The very fastest tend to race March to May, by a small margin at least. In a system with very few slots for women that may well mean there are advantages to racing at other periods of the year. Not enough to account for a large discrepancy in the proportion qualifying over a season, but if only an age group winner gets a slot you’d be at risk in March to May.
Summary
It’s been a journey. I’ve gone from believing there was no advantage to qualifying while Kona was happening to thinking there might be a small advantage for women, to thinking it’s so small that it’s probably not worth considering. While there was evidence that women’s times were slower in Kona for those who race in the early qualifying season, and more of the top 10 at Kona come from the March to May period, it’s not a huge difference. Men showed even less difference in times for the three groups, placings followed a similar trend.
More recent data could be taken to indicate a more significant difference, and in particular to avoid March to May as the most competitive period. But it comes with large caveats.
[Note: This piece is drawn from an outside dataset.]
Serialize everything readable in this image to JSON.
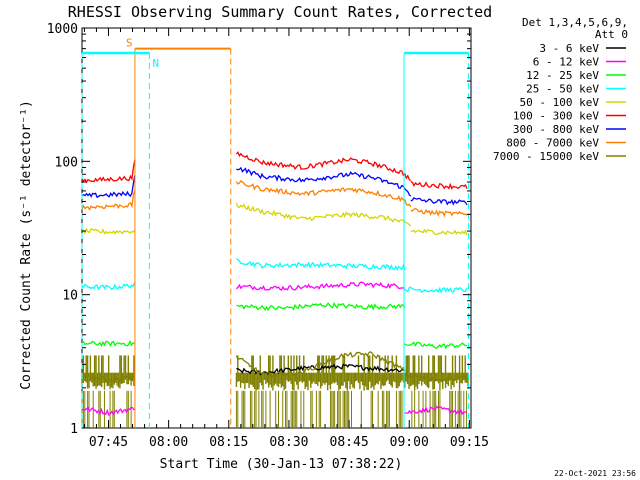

A lot more variance in those years and factors that won’t apply to future racing in Kona. I’d not place too much weighting on these results.
Ultimately, man or woman, I’m not sure I’d factor any of this into my thinking. Nor, were I planning an allocation system for slots, would I expect it to have a huge impact. Maybe a small uplift in slots during March to May, but back to the same from June onwards.
There’s a lot I still haven’t shown you. More analysis on athlete numbers and history, including how performance relates to past Ironman racing. I’ve many graphs to share, but if you’ve made it here you’ve seen enough.
Finally, while I don’t think there’s any significant qualification advantage to racing early-season, one advantage to qualifying early is you get a full season to prepare for Kona.